When I was in high school, my father worked away on weekends. He came home Friday nights and left Monday mornings. We were waiting until the end of the school year to move. We’d greet my father then meet my friends and head out for Friday night doings. I had no curfew so I was never late; actually, I made sure to get home early, but when I got home, I still had to fill out what my brother and I called the curfew card left on the desk. Both my parents were in bed so they had left the note on the desk asking us to sign in and write down the time. We complied. Nothing ever happened.

“Alone, but safe and sound.”

March 21, 2022

Today is a spring day. The bright sun is framed by a cloudless, deep blue sky. The morning air has a bit of a chill, but, in typical spring fashion, the day will get warmer. I’m going to clean the backyard so it will look less like a vacant lot. Nala has been busy stealing trash and secretly taking it through the dog door.

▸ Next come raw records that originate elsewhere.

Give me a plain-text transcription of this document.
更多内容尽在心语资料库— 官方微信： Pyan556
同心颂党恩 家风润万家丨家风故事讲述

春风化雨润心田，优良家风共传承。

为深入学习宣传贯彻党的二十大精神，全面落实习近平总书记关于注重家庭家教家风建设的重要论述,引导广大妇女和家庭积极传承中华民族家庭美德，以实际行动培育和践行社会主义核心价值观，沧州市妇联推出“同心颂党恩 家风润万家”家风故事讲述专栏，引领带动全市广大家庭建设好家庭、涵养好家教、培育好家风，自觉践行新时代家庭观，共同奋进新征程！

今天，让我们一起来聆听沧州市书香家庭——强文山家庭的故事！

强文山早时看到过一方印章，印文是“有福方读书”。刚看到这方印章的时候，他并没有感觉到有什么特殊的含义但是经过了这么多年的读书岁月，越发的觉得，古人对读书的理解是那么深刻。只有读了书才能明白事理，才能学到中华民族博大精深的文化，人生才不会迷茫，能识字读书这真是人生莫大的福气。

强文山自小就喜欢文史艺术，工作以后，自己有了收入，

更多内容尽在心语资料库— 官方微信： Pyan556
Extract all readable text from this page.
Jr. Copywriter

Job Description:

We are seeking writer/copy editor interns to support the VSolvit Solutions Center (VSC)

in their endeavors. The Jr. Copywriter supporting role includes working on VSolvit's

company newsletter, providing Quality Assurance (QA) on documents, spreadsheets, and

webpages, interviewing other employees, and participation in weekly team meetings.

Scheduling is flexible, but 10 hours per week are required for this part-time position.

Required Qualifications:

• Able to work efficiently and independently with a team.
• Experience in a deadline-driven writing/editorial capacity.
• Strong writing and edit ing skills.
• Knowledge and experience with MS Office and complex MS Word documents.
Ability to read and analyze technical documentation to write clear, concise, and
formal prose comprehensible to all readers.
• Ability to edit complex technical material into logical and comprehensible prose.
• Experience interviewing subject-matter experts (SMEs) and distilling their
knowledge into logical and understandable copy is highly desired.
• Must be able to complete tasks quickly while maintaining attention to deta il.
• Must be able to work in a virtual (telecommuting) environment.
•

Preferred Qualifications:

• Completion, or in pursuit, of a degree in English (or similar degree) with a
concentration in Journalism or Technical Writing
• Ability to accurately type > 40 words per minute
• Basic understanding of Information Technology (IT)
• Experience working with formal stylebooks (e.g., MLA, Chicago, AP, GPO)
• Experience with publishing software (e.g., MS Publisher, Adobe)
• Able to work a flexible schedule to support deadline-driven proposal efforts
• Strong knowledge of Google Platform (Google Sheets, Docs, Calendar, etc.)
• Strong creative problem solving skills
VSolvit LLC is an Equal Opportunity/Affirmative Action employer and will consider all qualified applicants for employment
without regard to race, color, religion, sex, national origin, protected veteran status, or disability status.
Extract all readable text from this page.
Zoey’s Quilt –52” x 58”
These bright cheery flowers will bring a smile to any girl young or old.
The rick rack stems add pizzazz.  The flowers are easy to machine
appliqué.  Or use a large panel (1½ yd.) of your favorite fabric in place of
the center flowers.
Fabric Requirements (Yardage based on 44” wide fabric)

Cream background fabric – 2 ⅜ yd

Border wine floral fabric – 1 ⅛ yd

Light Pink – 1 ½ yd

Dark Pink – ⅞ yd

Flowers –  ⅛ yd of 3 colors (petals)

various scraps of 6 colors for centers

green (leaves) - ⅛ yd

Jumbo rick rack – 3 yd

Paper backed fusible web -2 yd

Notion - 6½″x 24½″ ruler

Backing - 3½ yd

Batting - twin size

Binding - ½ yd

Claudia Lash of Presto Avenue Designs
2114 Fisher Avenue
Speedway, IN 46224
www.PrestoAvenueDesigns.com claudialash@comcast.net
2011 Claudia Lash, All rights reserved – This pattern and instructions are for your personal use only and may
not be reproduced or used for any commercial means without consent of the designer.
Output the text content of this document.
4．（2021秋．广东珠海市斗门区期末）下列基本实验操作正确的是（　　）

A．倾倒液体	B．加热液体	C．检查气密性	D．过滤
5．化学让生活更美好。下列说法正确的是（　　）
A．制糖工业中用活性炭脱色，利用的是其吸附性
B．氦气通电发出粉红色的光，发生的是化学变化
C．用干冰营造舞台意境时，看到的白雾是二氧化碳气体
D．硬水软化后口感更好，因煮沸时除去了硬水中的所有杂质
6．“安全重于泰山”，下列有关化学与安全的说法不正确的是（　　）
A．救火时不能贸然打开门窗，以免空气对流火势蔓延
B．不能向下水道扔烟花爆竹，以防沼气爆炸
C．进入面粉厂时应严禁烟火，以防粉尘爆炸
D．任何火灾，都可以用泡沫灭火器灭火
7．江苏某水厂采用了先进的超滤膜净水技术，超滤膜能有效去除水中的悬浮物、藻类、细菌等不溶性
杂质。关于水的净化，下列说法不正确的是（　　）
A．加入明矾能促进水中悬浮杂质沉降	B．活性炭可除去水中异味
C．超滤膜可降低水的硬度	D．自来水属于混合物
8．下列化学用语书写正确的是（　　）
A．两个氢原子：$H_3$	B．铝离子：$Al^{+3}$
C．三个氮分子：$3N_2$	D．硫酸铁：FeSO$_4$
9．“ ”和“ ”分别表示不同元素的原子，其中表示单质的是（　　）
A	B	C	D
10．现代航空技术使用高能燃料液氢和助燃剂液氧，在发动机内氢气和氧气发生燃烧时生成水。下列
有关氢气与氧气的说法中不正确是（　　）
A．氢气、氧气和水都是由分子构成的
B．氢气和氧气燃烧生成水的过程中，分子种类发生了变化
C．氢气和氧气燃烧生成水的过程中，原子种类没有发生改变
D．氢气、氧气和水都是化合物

I caught her once yesterday with a box in her mouth. She dropped it and jumped when I yelled, but the odds are in her favor. I seldom catch her.

Henry is asleep on the couch. I know that doesn’t sound revolutionary, but my house cleaner is here, and Henry doesn’t care. He isn’t following her and barking. That’s the revolutionary part. Also, Henry has mastered the dog door. He stands outside and bangs the door, but I ignore him so he comes in on his own. That is also revolutionary.

When I was a kid, I walked more than I rode my bike. All week I walked to and from school. On Saturday mornings, I walked to the armory for junior drill. On Saturday afternoons, I walked uptown to the movie theater. When I was older, I still walked. On weekday mornings it was to the bus stop with a reverse walk in the afternoons. In the early evenings, on Tuesdays, I walked to drill and later at night I walked home. I never worried. I grew up feeling safe.

When my parents moved off Cape while I was in the Peace Corps, they couldn’t find a key to the house. It was never locked. I think they finally found the key in the junk drawer with all the other odd objects.

When I was a kid, I loved riding my bike to school. The bike rack in the schoolyard was under trees. It was wooden and painted green, the perfect color for St. Patrick’s School. I never had a lock, but I never worried about my bike. I knew it would always be there in the green bike rack at the end of school.